Spring Rolls are a fucking pain in the ass. My father now understands why you pay for these fuckers.
Plus, my kids are shits. Well 2 of the 3 are. The girl ate these things up. My husband goes nuts for them.
The beauty of these pains-in-the-ass is that they are low calorie, delicious, and filling. They aren’t difficult to make, but they are fucking tedious.
Cut veggies and fruits into sticks: like avocado, mango, cilantro, green onion, cucumber, and carrots (buy the sliced ones and save yourself some sanity in the already-insane prep).
For protein use cooked shrimp you have leftover from the office Christmas party that has been sitting in the freezer. Or imitation crab. Or you could go vegetarian, too.
Follow the directions on the rice paper wrapper. It’s like making small, fiddly burritos with a tortilla that tears easily. Fun, fun, fun!
As we’ve seen before, my husband is convinced it’s all about the sauce. I apparently made one years ago and didn’t write it down so now it lives on in his head as a standard I’ll never achieve. Thankfully, there’s nothing else in our marriage like that.
Here is an easy sauce or two:
- lime, honey and ginger – mix together till it tastes good
- lime, honey and sambal – mix together till it tastes good
See the theme?
Turns out that for 6 people you need more than one package of 14-16 wraps (even if there are 2 kids who only take one bite—my husband thinks I’m misremembering this, but did he do the cooking? he can STFU). So I substituted the leftover nori we had from “sushi” night (that’s another “disaster” I’ll write about). This was a horrible idea. Nori in small amounts is delightful, like around sushi rolls. Making fiddly burritos with it is awful, and I can’t emphasize this enough. It’s chewy and smelly and we ended up shaking the insides out into bowls to eat with a fork. It worked; not what I planned but still edible.
Since I still had all the filling I made ceviche out of it to use up the shrimp and crab.
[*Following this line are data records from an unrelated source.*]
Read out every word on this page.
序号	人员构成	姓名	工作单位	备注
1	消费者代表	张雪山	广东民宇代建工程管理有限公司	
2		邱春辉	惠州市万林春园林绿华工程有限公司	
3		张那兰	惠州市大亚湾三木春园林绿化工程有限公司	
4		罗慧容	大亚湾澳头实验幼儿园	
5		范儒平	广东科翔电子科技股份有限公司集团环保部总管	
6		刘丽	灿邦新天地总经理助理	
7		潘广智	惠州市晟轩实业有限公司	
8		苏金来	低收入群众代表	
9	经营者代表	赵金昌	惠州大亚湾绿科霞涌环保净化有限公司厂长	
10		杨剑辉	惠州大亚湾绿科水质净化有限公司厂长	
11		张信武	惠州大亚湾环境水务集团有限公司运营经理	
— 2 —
Chopped up all the last bits, mixed with the lime, honey, ginger sauce I had left, added more lime. Next time I’m doing this from the start and skipping the fucking rice paper folding. Meaning, I won’t do the fiddly wrapping again (my husband can make his own damn spring rolls; he loves ceviche anyway). It’s not like the kids will eat it in either form. And I still have a shit ton of veggies leftover that might turn into fucking slaw.